Personal information
- Born: 8 September 1893 Länna, Uppsala Municipality, Sweden
- Died: 15 January 1977 (aged 83) Sundbyberg, Stockholm, Sweden
- Height: 1.69 m (5 ft 7 in)
- Weight: 60 kg (130 lb)

Sport
- Sport: Athletics
- Event: 3,000 m – marathon
- Club: Fredrikshofs IF, Stockholm

Achievements and titles
- Personal best(s): 3000 mS – 10:05.4 (1923) 5000 m – 15:18.7 (1921) 10,000 m – 32:04.2 (1921)

Medal record
Representing Sweden
Olympic Games
| Bronze medal – third place | 1920 Antwerp | Cross country team |

= Gustaf Mattsson =

Swedish long-distance runner (1893–1977)

Gustaf Isidor Mattsson (8 September 1893 – 15 January 1977) was a Swedish long-distance runner.

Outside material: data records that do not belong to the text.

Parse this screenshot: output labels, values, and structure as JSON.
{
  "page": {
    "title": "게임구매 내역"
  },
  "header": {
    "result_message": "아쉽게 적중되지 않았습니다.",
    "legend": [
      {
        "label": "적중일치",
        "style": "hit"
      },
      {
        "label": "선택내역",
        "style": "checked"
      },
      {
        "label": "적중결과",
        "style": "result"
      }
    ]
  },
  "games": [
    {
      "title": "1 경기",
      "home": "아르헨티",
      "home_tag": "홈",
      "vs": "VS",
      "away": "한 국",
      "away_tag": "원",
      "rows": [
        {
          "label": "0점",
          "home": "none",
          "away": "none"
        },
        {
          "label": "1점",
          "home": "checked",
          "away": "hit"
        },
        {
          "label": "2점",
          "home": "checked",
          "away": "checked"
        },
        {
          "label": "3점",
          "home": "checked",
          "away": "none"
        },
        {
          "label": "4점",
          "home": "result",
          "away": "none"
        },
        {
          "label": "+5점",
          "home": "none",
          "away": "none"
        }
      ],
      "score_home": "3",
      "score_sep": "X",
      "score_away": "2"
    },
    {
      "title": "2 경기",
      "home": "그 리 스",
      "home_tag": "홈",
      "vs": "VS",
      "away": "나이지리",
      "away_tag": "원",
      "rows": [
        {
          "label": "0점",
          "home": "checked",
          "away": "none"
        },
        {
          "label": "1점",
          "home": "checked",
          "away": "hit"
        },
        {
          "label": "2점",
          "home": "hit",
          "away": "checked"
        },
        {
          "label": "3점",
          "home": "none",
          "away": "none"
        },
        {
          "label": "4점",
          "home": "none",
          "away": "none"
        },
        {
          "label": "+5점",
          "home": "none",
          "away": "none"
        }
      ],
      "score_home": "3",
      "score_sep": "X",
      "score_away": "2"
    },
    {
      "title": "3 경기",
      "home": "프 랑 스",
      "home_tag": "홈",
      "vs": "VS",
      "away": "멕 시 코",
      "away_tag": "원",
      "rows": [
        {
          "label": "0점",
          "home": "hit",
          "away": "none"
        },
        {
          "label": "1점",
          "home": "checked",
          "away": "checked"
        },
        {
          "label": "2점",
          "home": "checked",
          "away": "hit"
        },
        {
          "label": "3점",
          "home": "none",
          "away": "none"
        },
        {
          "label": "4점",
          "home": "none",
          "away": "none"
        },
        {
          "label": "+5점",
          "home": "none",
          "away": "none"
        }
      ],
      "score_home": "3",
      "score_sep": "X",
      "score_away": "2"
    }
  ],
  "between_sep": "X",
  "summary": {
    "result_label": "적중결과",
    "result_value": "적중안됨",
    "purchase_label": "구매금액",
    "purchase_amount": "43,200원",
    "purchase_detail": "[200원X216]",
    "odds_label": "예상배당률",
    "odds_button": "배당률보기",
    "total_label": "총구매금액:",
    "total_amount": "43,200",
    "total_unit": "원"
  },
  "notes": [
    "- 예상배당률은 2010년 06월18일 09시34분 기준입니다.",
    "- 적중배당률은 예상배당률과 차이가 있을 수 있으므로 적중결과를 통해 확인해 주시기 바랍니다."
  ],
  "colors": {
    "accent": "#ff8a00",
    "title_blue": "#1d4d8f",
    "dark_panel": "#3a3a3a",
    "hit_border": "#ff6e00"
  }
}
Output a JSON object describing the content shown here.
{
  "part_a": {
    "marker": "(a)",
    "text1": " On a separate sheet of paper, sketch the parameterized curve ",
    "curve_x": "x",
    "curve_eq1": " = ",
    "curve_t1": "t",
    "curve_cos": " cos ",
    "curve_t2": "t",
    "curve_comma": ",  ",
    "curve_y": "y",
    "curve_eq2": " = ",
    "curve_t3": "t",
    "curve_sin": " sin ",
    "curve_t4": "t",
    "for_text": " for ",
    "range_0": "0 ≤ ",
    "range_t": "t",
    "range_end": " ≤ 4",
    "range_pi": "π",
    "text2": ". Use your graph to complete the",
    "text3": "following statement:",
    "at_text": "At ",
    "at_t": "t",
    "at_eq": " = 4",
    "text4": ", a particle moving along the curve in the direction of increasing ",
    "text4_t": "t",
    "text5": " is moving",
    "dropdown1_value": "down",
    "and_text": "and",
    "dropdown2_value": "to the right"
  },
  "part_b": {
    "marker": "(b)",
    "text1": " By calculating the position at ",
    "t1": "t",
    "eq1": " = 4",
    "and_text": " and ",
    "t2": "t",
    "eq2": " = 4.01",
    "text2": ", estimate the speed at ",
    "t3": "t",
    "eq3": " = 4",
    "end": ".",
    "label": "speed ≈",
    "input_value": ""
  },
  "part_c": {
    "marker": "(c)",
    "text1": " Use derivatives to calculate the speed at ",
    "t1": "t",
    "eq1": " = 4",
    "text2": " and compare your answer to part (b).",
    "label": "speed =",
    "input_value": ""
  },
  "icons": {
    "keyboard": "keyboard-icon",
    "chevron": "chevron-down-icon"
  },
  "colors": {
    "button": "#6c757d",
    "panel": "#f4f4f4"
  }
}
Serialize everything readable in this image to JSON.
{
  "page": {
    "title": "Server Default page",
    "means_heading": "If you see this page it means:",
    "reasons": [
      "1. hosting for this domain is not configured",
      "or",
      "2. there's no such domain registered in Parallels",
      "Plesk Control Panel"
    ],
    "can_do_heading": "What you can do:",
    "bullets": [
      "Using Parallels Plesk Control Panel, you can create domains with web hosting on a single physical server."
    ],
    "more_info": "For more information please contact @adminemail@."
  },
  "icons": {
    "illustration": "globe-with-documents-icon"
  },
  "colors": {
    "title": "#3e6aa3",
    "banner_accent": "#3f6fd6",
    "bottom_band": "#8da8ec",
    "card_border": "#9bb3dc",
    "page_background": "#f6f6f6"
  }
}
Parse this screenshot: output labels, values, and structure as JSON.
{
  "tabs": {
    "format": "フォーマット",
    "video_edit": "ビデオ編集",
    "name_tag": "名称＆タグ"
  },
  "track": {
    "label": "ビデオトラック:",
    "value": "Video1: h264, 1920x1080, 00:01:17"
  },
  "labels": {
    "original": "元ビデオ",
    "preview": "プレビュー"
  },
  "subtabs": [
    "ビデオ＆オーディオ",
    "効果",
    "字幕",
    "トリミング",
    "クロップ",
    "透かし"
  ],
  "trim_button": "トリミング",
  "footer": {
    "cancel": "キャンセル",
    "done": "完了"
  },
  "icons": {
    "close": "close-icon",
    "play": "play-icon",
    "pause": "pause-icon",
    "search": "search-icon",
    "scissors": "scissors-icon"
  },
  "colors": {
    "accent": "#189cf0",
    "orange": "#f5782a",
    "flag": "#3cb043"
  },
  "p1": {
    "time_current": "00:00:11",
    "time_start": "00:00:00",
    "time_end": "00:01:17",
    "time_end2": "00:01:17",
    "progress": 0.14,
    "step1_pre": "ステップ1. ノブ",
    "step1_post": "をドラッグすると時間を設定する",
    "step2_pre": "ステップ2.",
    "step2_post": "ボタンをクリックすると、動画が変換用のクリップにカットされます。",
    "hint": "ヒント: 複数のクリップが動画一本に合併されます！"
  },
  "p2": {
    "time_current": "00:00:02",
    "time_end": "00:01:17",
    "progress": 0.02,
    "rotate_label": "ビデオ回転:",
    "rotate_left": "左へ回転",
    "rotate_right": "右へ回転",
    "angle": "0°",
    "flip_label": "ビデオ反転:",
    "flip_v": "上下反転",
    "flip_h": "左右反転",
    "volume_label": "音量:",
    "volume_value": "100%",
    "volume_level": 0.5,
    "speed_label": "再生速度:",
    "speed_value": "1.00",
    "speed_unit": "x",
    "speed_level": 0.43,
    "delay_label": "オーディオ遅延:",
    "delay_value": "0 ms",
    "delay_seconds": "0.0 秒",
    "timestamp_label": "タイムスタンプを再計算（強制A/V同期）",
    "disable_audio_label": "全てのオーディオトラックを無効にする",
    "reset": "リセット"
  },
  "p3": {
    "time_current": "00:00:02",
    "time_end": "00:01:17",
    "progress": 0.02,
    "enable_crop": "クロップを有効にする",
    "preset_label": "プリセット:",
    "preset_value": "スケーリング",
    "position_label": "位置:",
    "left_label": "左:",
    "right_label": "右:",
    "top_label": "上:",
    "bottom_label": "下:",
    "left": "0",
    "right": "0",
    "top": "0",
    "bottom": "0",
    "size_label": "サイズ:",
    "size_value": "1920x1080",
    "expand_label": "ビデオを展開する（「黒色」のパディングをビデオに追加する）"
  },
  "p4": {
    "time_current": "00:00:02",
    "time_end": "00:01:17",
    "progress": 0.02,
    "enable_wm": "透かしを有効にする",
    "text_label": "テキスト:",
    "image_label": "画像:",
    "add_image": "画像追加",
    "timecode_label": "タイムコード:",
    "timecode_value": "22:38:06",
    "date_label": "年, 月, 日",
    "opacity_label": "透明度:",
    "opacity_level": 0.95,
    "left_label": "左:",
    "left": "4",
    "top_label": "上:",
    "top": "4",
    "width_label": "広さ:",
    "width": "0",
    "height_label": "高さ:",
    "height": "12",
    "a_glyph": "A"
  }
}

He competed at the 1920 Summer Olympics in the 3,000 m steeplechase and 8,000 m cross-country events and finished in fourth and tenth place, respectively. His tenth place earned him a bronze medal with the Swedish team.

Mattsson competed over distances ranging from 3,000 m to marathon and won three Swedish titles over 20 km on the road. He was a businessman by trade.